The purpose of each grant is to establish the framework of collaboration between ECOWAS and the recipient Centre for the implementation of the Programme activities in West Africa with the general objective of building a human resource and environmentally friendly system that will sustain and increase agricultural productivity and create resilient rural society. Selected following due consultation and assessment process, the 15 training centres represent one per Member State.
In supporting the centres through the agreements, ECOWAS seeks to improve the quality of training and the development of the centre's capacities on topical issues related to agroecology and to increase the annual number of people trained in agroecology. The total target of the Programme is about 12000 young people including men and women trained by 2024 in agroecology in the region.
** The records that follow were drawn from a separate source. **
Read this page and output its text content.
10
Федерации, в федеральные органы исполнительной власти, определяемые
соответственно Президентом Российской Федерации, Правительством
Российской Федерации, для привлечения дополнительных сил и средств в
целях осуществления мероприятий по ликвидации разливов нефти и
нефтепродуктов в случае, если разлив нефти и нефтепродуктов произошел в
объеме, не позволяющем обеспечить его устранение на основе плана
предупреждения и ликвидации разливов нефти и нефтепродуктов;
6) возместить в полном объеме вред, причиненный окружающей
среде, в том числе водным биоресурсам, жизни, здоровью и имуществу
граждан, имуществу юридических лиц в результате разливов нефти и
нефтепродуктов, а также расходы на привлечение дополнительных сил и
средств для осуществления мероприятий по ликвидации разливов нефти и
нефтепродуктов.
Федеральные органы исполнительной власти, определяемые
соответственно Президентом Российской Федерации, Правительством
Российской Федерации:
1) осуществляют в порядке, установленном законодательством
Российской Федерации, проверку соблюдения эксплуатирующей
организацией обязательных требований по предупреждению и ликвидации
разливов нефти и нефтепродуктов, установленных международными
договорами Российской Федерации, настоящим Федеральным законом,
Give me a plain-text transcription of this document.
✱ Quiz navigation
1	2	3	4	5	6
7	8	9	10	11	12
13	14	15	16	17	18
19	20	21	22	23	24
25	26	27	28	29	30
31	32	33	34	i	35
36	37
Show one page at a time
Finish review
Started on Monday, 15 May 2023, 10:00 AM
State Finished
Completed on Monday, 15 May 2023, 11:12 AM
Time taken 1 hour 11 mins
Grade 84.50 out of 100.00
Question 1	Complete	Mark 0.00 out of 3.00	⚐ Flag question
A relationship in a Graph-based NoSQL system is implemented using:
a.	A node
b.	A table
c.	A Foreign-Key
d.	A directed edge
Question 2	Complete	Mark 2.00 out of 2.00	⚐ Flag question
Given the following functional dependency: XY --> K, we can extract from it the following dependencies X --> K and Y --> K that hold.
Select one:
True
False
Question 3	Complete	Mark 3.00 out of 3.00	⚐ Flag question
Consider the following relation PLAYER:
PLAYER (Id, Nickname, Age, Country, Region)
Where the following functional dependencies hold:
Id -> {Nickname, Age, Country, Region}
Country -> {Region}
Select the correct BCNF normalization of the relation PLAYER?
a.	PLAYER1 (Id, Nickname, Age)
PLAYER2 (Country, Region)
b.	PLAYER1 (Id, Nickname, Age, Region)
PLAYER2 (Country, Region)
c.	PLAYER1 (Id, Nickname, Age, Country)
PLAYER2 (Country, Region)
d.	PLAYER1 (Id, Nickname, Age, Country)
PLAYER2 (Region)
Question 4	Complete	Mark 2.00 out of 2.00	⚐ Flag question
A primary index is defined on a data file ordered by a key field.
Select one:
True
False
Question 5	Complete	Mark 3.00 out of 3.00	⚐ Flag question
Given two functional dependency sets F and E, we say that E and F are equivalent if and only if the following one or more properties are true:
More specifically, the objective of the support is to contribute to strengthening the training capacities of the centres in (i) the promotion of quality training systems integrating the application of theoretical and practical lessons on agroecological techniques and good practices according to the environment, (ii) the increase in the number of young people trained, in particular rural people, and (iii) their networking in the long term, (iv) facilitating their connection with support organisations/partners for possible financing in the scaling up of agroecological practices.
ECOWAS support to training centres falls within the objective of the Programme to facilitate networking and dissemination of pilot experiences and promising approaches in agroecology (with the Songhai Centre in Benin and the CIDAP Centre in Togo as reference centres) in other countries of the sub-region, particularly in the Sahel.
The ECOWAS Agroecology Programme aims to stimulate the development of innovative practices that optimise the mobilisation of ecological processes in the field of agro-salvo-pastoral and fisheries production in the ECOWAS zone by supporting family farms towards an agroecological transition that enables them to reconcile economic performance, food security, environmental preservation, and the health of the population.
With a total budget of 16.2 million euros, it is composed of two projects, namely the Support Project for Agroecological Transition in West Africa (PATAE), funded by the French Development Agency (FDA) at 8 million euros and the Support Project for the Dissemination and Implementation of Good Practices for Sustainable Agricultural Intensification (PAIAD) funded by the European Union at 8.2 million euros. It covers the 15 ECOWAS Member States and is scheduled to end in 2024.